Location: Scuderie Ducali, Piazza San Romano 4
Opening times: Monday – Thursday 3pm – 7:30pm / Friday – Sunday 10am – 7: 30pm


PHILIA. THE HIGHEST FORM OF LOVE.

Ancient Greeks used the term Philia (φιλία) to talk about friendship, that brotherly bond that is established in a relationship of complicity, fellowship and shared values – more simply, “the highest form of love.” In an interview to Rolling Stones, Susan Sontag explained that she passionately loved people she wouldn’t sleep with at all, describing friendship as “a tremendously passionate emotion, and it can be tender and involve a desire to hug or whatever, but it certainly doesn’t mean you want to take off your clothes with that person.”

Friendship is made of that rare unconditional feeling that we often look for in a love story. It’s a relationship cultivated with perseverance and dedication that needs time to grow and mature; there, leaving behind interests or fears, the “I” gives way to the “we.”

There are friendships that are nurtured since childhood and last a lifetime, like the one recounted in The Boys (powerHouse Books, 2020) by Rick Schatzberg who, in his early seventies, after the disappearance of two old friends, spends two years portraying the rest of the group with whom he shared his childhood and adolescence.
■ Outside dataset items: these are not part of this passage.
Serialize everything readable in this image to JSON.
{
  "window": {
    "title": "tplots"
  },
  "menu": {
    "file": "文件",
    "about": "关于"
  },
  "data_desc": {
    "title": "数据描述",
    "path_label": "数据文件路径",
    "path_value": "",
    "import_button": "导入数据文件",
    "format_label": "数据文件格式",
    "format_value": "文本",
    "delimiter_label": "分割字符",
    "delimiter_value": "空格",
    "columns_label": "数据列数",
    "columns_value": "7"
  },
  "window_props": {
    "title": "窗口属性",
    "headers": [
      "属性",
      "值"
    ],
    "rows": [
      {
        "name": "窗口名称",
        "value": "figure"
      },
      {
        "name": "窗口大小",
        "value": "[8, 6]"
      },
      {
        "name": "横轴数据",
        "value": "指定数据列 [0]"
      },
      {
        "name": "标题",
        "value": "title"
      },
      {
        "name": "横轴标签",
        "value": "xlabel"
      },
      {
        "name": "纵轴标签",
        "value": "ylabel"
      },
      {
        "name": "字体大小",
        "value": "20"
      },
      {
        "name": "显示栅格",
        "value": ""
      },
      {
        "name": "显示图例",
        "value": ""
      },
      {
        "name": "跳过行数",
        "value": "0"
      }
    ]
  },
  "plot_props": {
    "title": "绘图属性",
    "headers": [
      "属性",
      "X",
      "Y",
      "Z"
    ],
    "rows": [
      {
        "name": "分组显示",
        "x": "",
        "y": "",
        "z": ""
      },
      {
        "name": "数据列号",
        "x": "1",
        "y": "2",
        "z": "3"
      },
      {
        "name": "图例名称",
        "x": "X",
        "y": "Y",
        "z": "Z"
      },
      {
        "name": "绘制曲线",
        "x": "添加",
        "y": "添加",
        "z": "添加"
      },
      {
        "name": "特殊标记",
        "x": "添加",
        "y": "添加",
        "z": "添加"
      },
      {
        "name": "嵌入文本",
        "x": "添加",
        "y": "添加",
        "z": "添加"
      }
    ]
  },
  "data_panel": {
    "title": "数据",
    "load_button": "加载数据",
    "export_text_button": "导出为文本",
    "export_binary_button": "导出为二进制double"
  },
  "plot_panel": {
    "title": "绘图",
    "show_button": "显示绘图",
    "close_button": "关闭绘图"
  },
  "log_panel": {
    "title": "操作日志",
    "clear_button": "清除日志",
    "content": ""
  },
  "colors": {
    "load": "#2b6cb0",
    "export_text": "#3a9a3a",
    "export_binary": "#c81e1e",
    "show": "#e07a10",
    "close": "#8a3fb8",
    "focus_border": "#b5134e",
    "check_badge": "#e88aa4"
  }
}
But relationships are established even in adulthood, as shown in Isadora Kosofsky’s Senior Love Triangle (Kehrer Verlag, 2019), a documentary project that viscerally immerses us in the lives of three older people, making us reflect on the complex and ambiguous nature of interpersonal relationships.

It also happens that what begins as a simple relationship between a photographer and his subject becomes a true friendship. In Gioele, il mondo fuori (Der*Lab, 2021) Fabio Moscatelli, while working on the theme of autism, becomes a friend and a traveling companion to Gioele, witnessing his transition from adolescence to adulthood. In Hernie & Plume (The Eriskay Connection, 2020), Katherine Longly becomes friend with Blieke and Nicole and, playing with prejudice, tells the story of this party-loving couple.
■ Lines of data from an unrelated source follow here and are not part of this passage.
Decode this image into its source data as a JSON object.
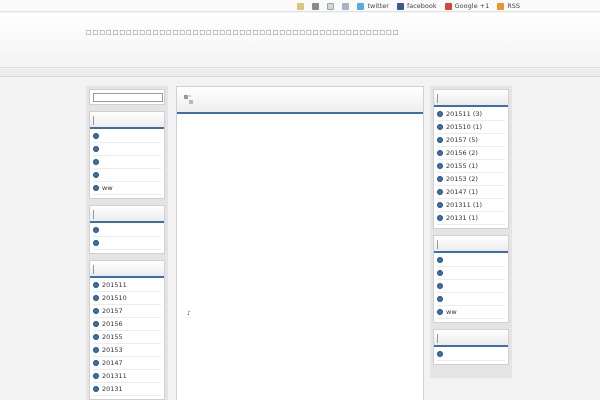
{
  "topbar": {
    "links": [
      {
        "icon": "pen-icon"
      },
      {
        "icon": "user-icon"
      },
      {
        "icon": "mail-icon"
      },
      {
        "icon": "home-icon"
      },
      {
        "icon": "twitter-icon",
        "label": "twitter"
      },
      {
        "icon": "facebook-icon",
        "label": "facebook"
      },
      {
        "icon": "google-plus-icon",
        "label": "Google +1"
      },
      {
        "icon": "rss-icon",
        "label": "RSS"
      }
    ]
  },
  "header": {
    "description": "□□□□□□□□□□□□□□□□□□□□□□□□□□□□□□□□□□□□□□□□□□□□□□□"
  },
  "left_sidebar": {
    "search": {
      "value": ""
    },
    "widget1": {
      "title": "",
      "items": [
        "",
        "",
        "",
        "",
        "ww"
      ]
    },
    "widget2": {
      "title": "",
      "items": [
        "",
        ""
      ]
    },
    "widget3": {
      "title": "",
      "items": [
        "201511",
        "201510",
        "20157",
        "20156",
        "20155",
        "20153",
        "20147",
        "201311",
        "20131"
      ]
    }
  },
  "main": {
    "title": "",
    "mark": "♪"
  },
  "right_sidebar": {
    "archives": {
      "title": "",
      "items": [
        "201511 (3)",
        "201510 (1)",
        "20157 (5)",
        "20156 (2)",
        "20155 (1)",
        "20153 (2)",
        "20147 (1)",
        "201311 (1)",
        "20131 (1)"
      ]
    },
    "widget2": {
      "title": "",
      "items": [
        "",
        "",
        "",
        "",
        "ww"
      ]
    },
    "widget3": {
      "title": "",
      "items": [
        ""
      ]
    }
  },
  "colors": {
    "accent": "#3b6fae",
    "background": "#f3f3f3"
  }
}
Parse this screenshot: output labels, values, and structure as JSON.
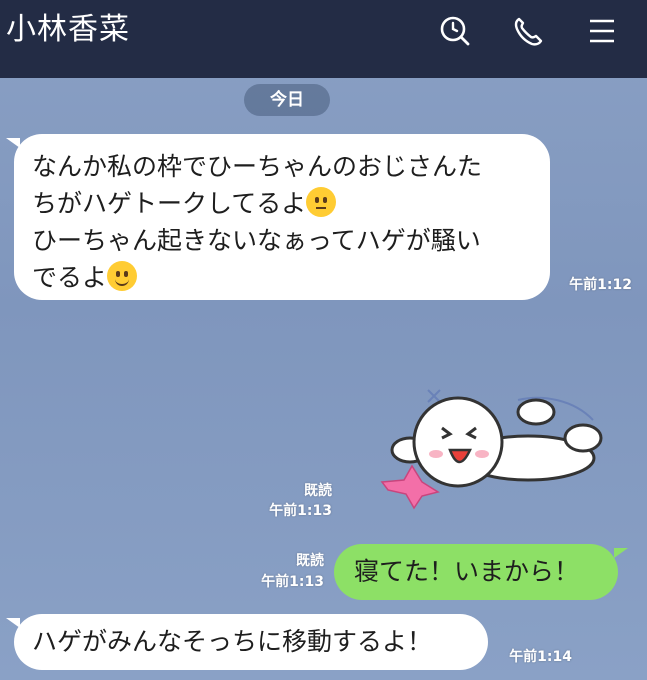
{
  "header": {
    "title": "小林香菜",
    "icons": [
      "search-icon",
      "phone-icon",
      "menu-icon"
    ]
  },
  "date_divider": "今日",
  "messages": [
    {
      "line1": "なんか私の枠でひーちゃんのおじさんた",
      "line2": "ちがハゲトークしてるよ",
      "line3": "ひーちゃん起きないなぁってハゲが騒い",
      "line4": "でるよ",
      "time": "午前1:12",
      "emojis": [
        "thinking-face",
        "smiling-face"
      ]
    },
    {
      "type": "sticker",
      "read": "既読",
      "time": "午前1:13"
    },
    {
      "text": "寝てた！いまから！",
      "read": "既読",
      "time": "午前1:13"
    },
    {
      "text": "ハゲがみんなそっちに移動するよ！",
      "time": "午前1:14"
    }
  ],
  "colors": {
    "header_bg": "#232c45",
    "chat_bg": "#8aa0c4",
    "incoming_bubble": "#ffffff",
    "outgoing_bubble": "#8de066"
  }
}
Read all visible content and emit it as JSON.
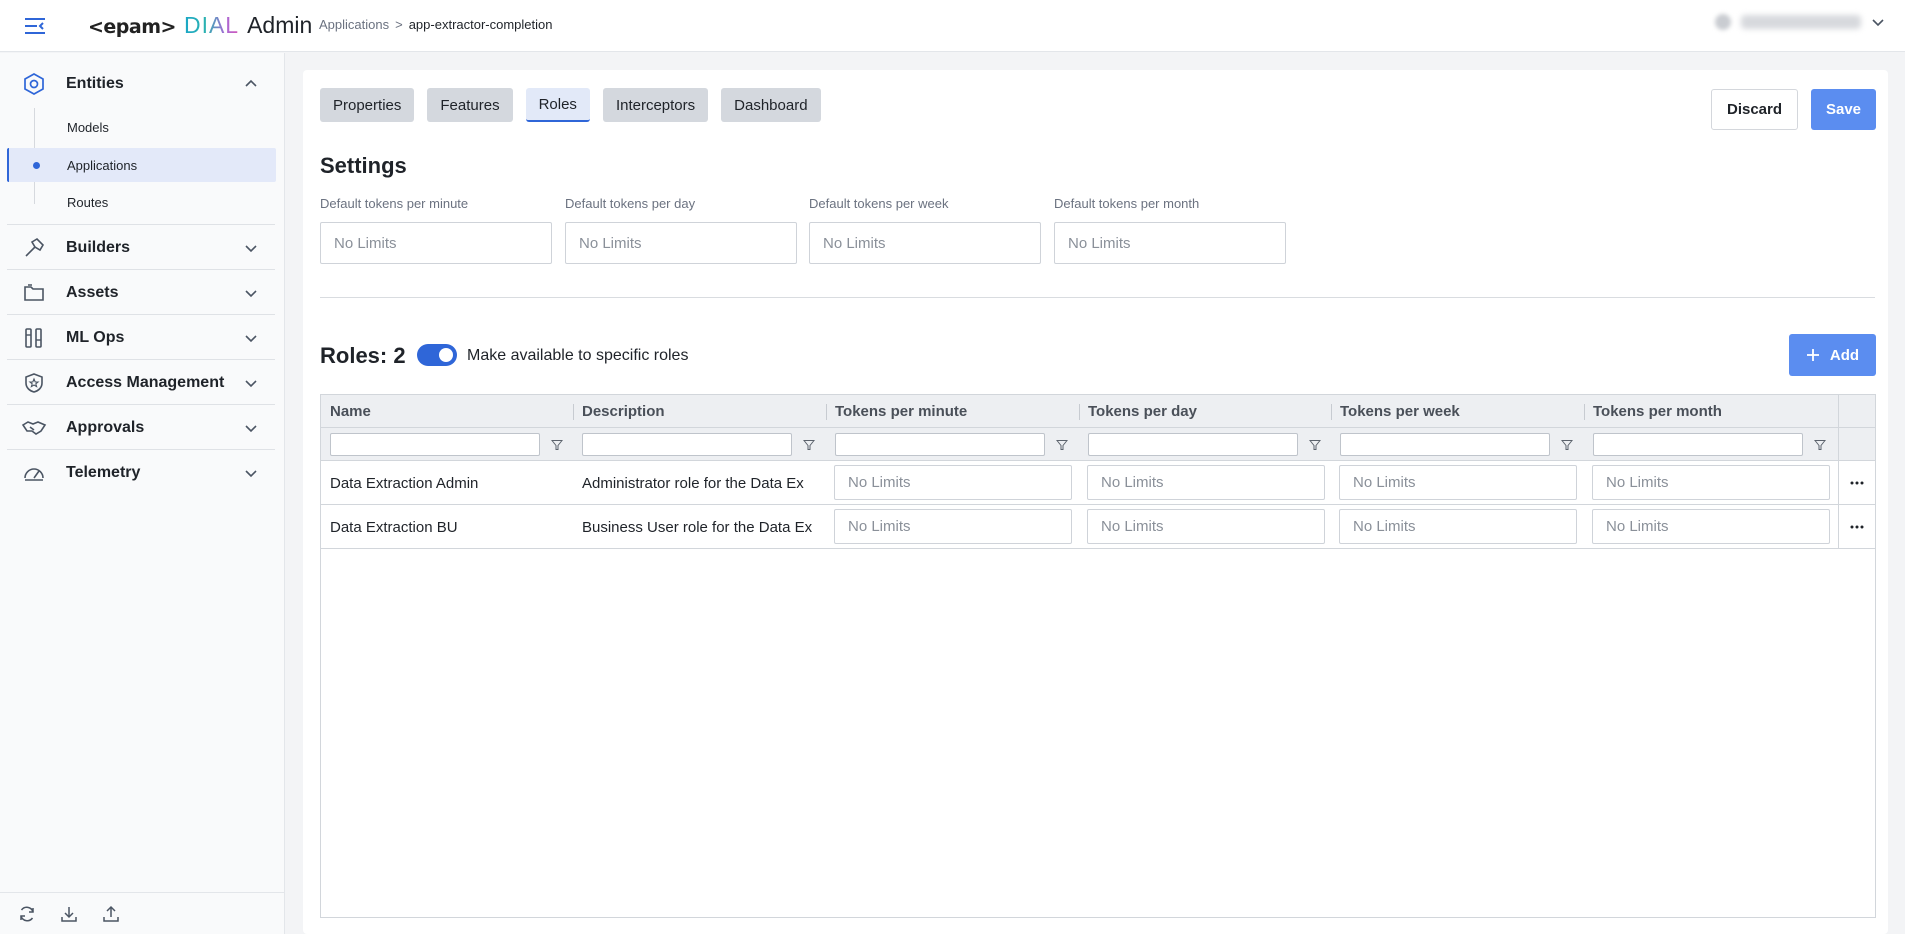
{
  "header": {
    "logo_epam": "<epam>",
    "logo_dial": "DIAL",
    "logo_admin": "Admin",
    "breadcrumb_parent": "Applications",
    "breadcrumb_separator": ">",
    "breadcrumb_current": "app-extractor-completion"
  },
  "sidebar": {
    "groups": [
      {
        "label": "Entities",
        "icon": "hexagon-icon",
        "expanded": true
      },
      {
        "label": "Builders",
        "icon": "hammer-icon",
        "expanded": false
      },
      {
        "label": "Assets",
        "icon": "folder-icon",
        "expanded": false
      },
      {
        "label": "ML Ops",
        "icon": "ml-ops-icon",
        "expanded": false
      },
      {
        "label": "Access Management",
        "icon": "shield-star-icon",
        "expanded": false
      },
      {
        "label": "Approvals",
        "icon": "handshake-icon",
        "expanded": false
      },
      {
        "label": "Telemetry",
        "icon": "gauge-icon",
        "expanded": false
      }
    ],
    "entities_items": [
      {
        "label": "Models",
        "active": false
      },
      {
        "label": "Applications",
        "active": true
      },
      {
        "label": "Routes",
        "active": false
      }
    ]
  },
  "tabs": [
    {
      "label": "Properties",
      "active": false
    },
    {
      "label": "Features",
      "active": false
    },
    {
      "label": "Roles",
      "active": true
    },
    {
      "label": "Interceptors",
      "active": false
    },
    {
      "label": "Dashboard",
      "active": false
    }
  ],
  "actions": {
    "discard_label": "Discard",
    "save_label": "Save"
  },
  "settings": {
    "title": "Settings",
    "fields": [
      {
        "label": "Default tokens per minute",
        "placeholder": "No Limits"
      },
      {
        "label": "Default tokens per day",
        "placeholder": "No Limits"
      },
      {
        "label": "Default tokens per week",
        "placeholder": "No Limits"
      },
      {
        "label": "Default tokens per month",
        "placeholder": "No Limits"
      }
    ]
  },
  "roles": {
    "title_prefix": "Roles:",
    "count": "2",
    "toggle_on": true,
    "toggle_label": "Make available to specific roles",
    "add_label": "Add"
  },
  "table": {
    "columns": [
      "Name",
      "Description",
      "Tokens per minute",
      "Tokens per day",
      "Tokens per week",
      "Tokens per month"
    ],
    "rows": [
      {
        "name": "Data Extraction Admin",
        "description": "Administrator role for the Data Ex",
        "limits": [
          "No Limits",
          "No Limits",
          "No Limits",
          "No Limits"
        ]
      },
      {
        "name": "Data Extraction BU",
        "description": "Business User role for the Data Ex",
        "limits": [
          "No Limits",
          "No Limits",
          "No Limits",
          "No Limits"
        ]
      }
    ]
  },
  "colors": {
    "accent": "#2f66d8",
    "primary_button": "#5b8df0",
    "active_nav_bg": "#e3e9f9"
  }
}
Nowadays, friendship finds a precious ally in technology: in I Had a Dream You Married a Boy (Longer Moon Farther, 2020), the pandemic makes impossible the trip to Sweden that Valerie Philips planned to visit her friend Arvida. So they decide to undertake that trip together, but online: Skype and FaceTime allow Valerie, through a series of videocalls with her friend, to immerse herself in dark fairytale forests while staying quietly in bed. Furthermore, Tanjia Hollander, in Are You Really My Friend? (Mass MOCA, 2017) photographed her 626 Facebook friends in real life throughout a five-year journey in which she immersed herself in the lives and communities of both close friends and strangers (who are friends only virtually), delving into the differences between our analog and digital lives.

Philia aims to recount some of the possible declinations of friendship through a selection of more than 20 photographic books, allowing an intimate and personal contemplation of the projects thanks to that medium that by its nature has always been an authentic space of photographic expression: the photobook.